Im Anschluß hieran gab der Sprecher bekannt, daß den Anwesenden besonders gute Plätze auf den Straßentribünen zur Verfügung ständen. Der Festzug begänne morgen nachmittag um vier Uhr nach mittelpolynesischer Zeit. Er fügte hinzu: Wie alle unsere Veranstaltungen wird auch dieser Zug vom Geiste der Philosophie durchweht sein, das Wort im Sinne der Fakultät genommen, also mit Einschluß der Physik, Mathematik und Astronomie. Er wird dartun, daß auf diesen Gebieten die hohe Einsicht sich sehr wohl mit einer liebenswürdigen, eleganten, ja sogar heiteren Darstellung verträgt. Dieser Festzug der Wissenschaft soll also zugleich ein Zug der Fröhlichkeit werden. Unsere verehrten Gäste werden hier wiederum Anlaß zu Vergleichen finden. Es ist uns aus den Berichten unserer Emissäre, wie aus bildlichen Darstellungen, die sie mitbrachten, bekannt geworden, daß auch in Europa gewisse Züge mit launigem Anstrich veranstaltet werden, insonderheit zu Zeiten, die sie wegen des Nahrungsmangels Fleischabschied nennen, Carnevale.
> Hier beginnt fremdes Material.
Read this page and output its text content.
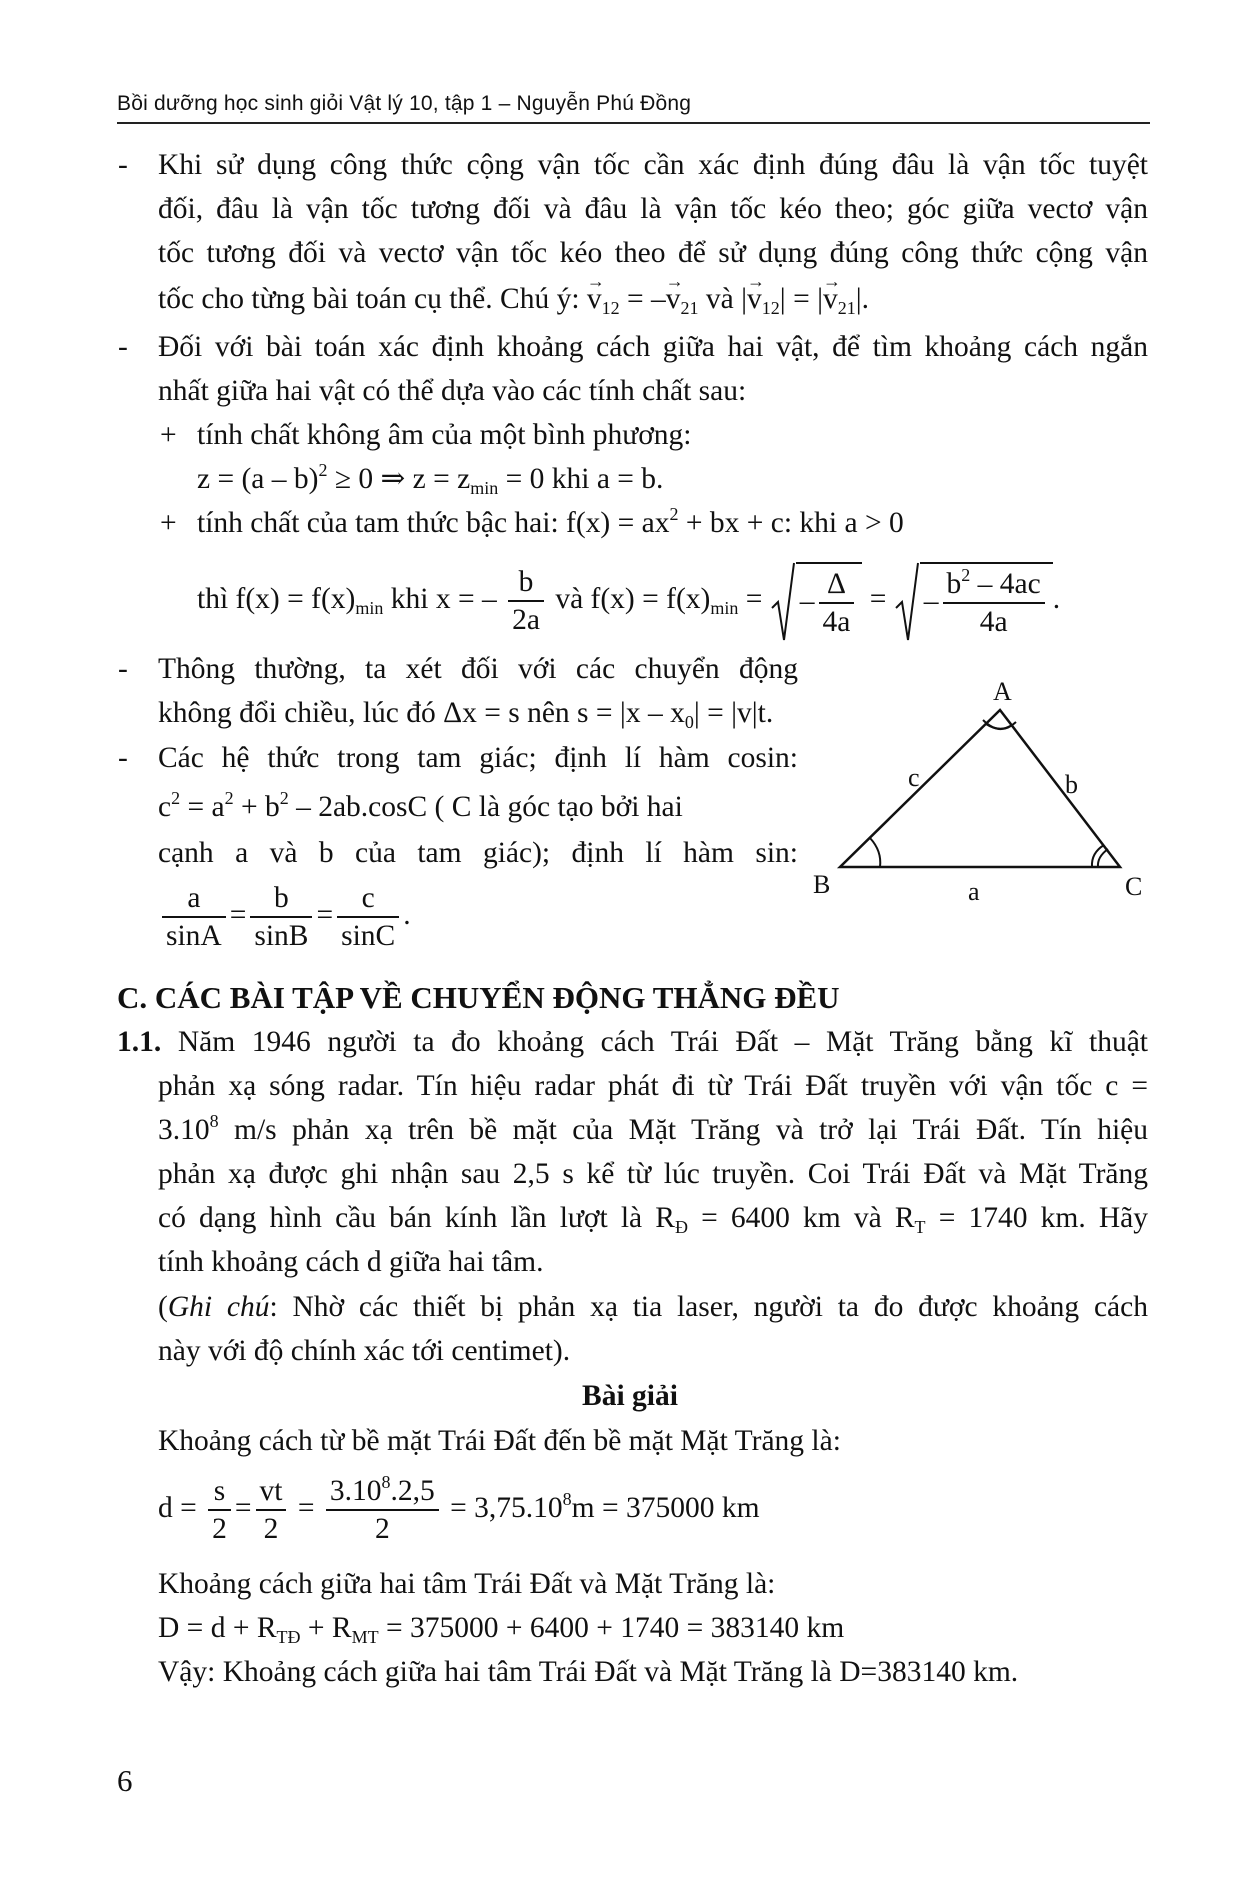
Bồi dưỡng học sinh giỏi Vật lý 10, tập 1 – Nguyễn Phú Đồng
- Khi sử dụng công thức cộng vận tốc cần xác định đúng đâu là vận tốc tuyệt
đối, đâu là vận tốc tương đối và đâu là vận tốc kéo theo; góc giữa vectơ vận
tốc tương đối và vectơ vận tốc kéo theo để sử dụng đúng công thức cộng vận
tốc cho từng bài toán cụ thể. Chú ý: → $v_{12}$ = –→ $v_{21}$ và |→ $v_{12}|$ = |→ $v_{21}|$.
- Đối với bài toán xác định khoảng cách giữa hai vật, để tìm khoảng cách ngắn
nhất giữa hai vật có thể dựa vào các tính chất sau:
+ tính chất không âm của một bình phương:
z = (a – b)$^2$ ≥ 0 ⇒ $z = z_{min} = 0$ khi a = b.
+ tính chất của tam thức bậc hai: $f(x) = ax^2$ + bx + c: khi a > 0
thì $f(x) = f(x)_{min}$ khi x = – $\frac{b}{2a}$ và $f(x) = f(x)_{min}$ = – $\frac{\Delta}{4a}$ = – $\frac{b^2 - 4ac}{4a}$ .
- Thông thường, ta xét đối với các chuyển động
không đổi chiều, lúc đó Δx = s nên $s = |x - x_0| = |v|t$.
- Các hệ thức trong tam giác; định lí hàm cosin:
$c^2 = a^2 + b^2 - 2ab.\cos C$ ( C là góc tạo bởi hai
cạnh a và b của tam giác); định lí hàm sin:
$\frac{a}{\sin A} = \frac{b}{\sin B} = \frac{c}{\sin C}$ .
A
B	C
a
b
c
C. CÁC BÀI TẬP VỀ CHUYỂN ĐỘNG THẲNG ĐỀU
1.1. Năm 1946 người ta đo khoảng cách Trái Đất – Mặt Trăng bằng kĩ thuật
phản xạ sóng radar. Tín hiệu radar phát đi từ Trái Đất truyền với vận tốc c =
$3.10^8$ m/s phản xạ trên bề mặt của Mặt Trăng và trở lại Trái Đất. Tín hiệu
phản xạ được ghi nhận sau 2,5 s kể từ lúc truyền. Coi Trái Đất và Mặt Trăng
có dạng hình cầu bán kính lần lượt là $R_Đ = 6400$ km và $R_T = 1740$ km. Hãy
tính khoảng cách d giữa hai tâm.
(Ghi chú: Nhờ các thiết bị phản xạ tia laser, người ta đo được khoảng cách
này với độ chính xác tới centimet).
Bài giải
Khoảng cách từ bề mặt Trái Đất đến bề mặt Mặt Trăng là:
$d = \frac{s}{2} = \frac{vt}{2} = \frac{3.10^8.2,5}{2} = 3,75.10^8m = 375000$ km
Khoảng cách giữa hai tâm Trái Đất và Mặt Trăng là:
$D = d + R_{TĐ} + R_{MT} = 375000 + 6400 + 1740 = 383140$ km
Vậy: Khoảng cách giữa hai tâm Trái Đất và Mặt Trăng là D=383140 km.
6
Derartige karnevalistische Umzüge spielen dort namentlich in Rom eine Rolle, wie auch in einer hierorts fast unbekannten Stadt Colonia-Agrippina, die neuerdings Köln heißt. Es bleibt unverständlich, wieso die Europäer daran Gefallen finden können, da sie ihren Gruppen grundsätzlich ein ganz verfehltes Programm unterlegen: sie glossieren und verspotten darin ihre eigenen politischen und sozialen Zustände, mithin Dinge, die gar nicht karikiert werden können, da sie ja schon an sich und in natura Karikaturen sind. Eine sinnvolle Beziehung ermöglicht sich erst dann, wenn ernste, edle, als gültig anerkannte Themen der Parodie und Travestie untergelegt werden, also wissenschaftliche Dinge, denen wir eine volksmäßig derbe Physiognomie abgewinnen, und die gleichsam vom Genius der Heiterkeit bestrahlt, humoristische Schatten werfen. –

Herr Yelluon machte uns darauf aufmerksam, daß wir gar nicht nötig hätten, uns in eine Tribüne einpferchen zu lassen, da wir den Zug weit bequemer von den Fenstern unserer Wohnung aus betrachten könnten, bei der er in voller Ausdehnung vorbeikäme. Das war uns natürlich sehr erwünscht, schon unserer Dame wegen, die auf der freien Tribüne unter den grellen Sonnenstrahlen gelitten hätte.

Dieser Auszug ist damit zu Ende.